Deciding this conversation is about to devolve into an unwinnable does not, does so argument, I grit my teeth and let it go, in part because this is a deep philosophical debate and I need time to organize my points. I need an Eppy for that as well, a way to neatly categorize the swirl in my brain and formulate the mess of impressions and reflections into clear and arguable ideas.

Sam has already moved on to remind me who we’ll be meeting at the gala and I try to focus on him. We’re there to represent the Operation Oblivion cast since the director couldn’t make it, and Mei had confirmed that none of Fangli’s personal contacts are on the guest list. If arriving at the movie premiere was a solid eight on the stress scale, this hovers near a three.

“Gracie?” Sam peers at me. “Are you listening?”

“Yes.” I wasn’t. Maybe Fangli was right. Laurence and other fans want the idea of Fangli, what they project on her.

“What was I talking about?”

I take a guess. “The guest list.”

Sam looks suspicious but we arrive before he can reply. He helps me out of the car, and I make sure my smile is calibrated to show how happy I am to be here. There’s a photographer—I now understand that every event hires their own photographer—and this one is stunned silent when Sam looks at her, her camera lowering so she can see him without a filter.

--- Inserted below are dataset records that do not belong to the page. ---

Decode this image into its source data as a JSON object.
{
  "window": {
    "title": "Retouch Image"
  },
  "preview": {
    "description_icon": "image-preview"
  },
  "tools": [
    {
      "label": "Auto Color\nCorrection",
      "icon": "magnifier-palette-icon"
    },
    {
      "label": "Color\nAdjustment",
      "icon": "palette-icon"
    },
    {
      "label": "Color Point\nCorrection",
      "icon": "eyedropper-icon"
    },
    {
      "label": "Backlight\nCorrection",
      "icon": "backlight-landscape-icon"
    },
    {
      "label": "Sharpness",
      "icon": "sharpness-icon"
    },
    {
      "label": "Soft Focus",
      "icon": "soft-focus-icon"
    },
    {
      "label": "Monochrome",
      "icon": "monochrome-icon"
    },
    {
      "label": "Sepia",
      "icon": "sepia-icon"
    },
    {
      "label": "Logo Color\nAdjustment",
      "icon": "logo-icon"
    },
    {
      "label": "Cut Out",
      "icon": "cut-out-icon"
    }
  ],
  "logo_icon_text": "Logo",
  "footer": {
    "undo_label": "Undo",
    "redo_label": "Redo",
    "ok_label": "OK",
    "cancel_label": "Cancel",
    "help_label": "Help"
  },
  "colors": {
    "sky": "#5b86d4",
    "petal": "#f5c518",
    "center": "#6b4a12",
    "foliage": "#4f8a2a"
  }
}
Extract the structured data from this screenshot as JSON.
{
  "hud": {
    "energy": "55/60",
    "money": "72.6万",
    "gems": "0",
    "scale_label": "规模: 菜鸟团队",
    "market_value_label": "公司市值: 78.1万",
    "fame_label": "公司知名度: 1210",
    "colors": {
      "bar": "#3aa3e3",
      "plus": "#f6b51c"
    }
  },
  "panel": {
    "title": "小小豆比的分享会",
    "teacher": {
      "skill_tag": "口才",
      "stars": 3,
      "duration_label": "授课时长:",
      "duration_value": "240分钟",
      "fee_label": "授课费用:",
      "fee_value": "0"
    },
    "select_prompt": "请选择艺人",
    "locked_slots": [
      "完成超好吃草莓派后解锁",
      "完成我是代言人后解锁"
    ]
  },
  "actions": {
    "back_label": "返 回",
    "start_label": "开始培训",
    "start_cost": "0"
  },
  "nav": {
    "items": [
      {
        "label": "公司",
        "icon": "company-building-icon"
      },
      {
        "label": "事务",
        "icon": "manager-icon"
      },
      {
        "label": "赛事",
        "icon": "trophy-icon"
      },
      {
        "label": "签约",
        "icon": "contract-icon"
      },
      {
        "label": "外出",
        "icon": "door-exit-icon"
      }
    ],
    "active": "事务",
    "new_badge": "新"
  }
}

We walk into the event space, which has been decorated with huge floral garlands woven with dyed daisies that sweep across the ceiling and are draped down the walls, interspersed with long fringes hanging from the ceiling and lit from within to look like they glow. There are pastel neon lights along the floor. The art direction must have been to make it look like a unicorn is hosting a wedding at club night, and I wonder why they didn’t give the money they spent on those decorations directly to the hospital. We wander up to the silent auction tables, covered with tablets to enter bids. I try not to choke when I see that minimum bids are in the thousands or tens of thousands, for everything from a cruise (be the private guest of a bank CEO) to a spa week for the winning bidder and three guests.

It’s a lot. It’s too much. I need to take a breath.

“Excuse me,” I say to Sam. “I’ll be right back.”

He follows my glance to the washroom and nods. A minute later, I’m alone in a stall and breathing in the light lavender scent of the diffusers on the counters. I can’t stop thinking about Laurence’s expression. In the car, Sam asked who cared how the handle was twisted.

Me. I care.

Mom said my uncle He had rectitude. I pull out my phone and quickly google to confirm it’s what I think: moral righteousness. A sense of right and wrong and the willingness to act on it. I did not show rectitude today. I have not been showing rectitude since I took the job with Fangli. Is this the person I wanted to be? I need the money for Mom, but I know if I told her what I was doing to get it, she would be horrified.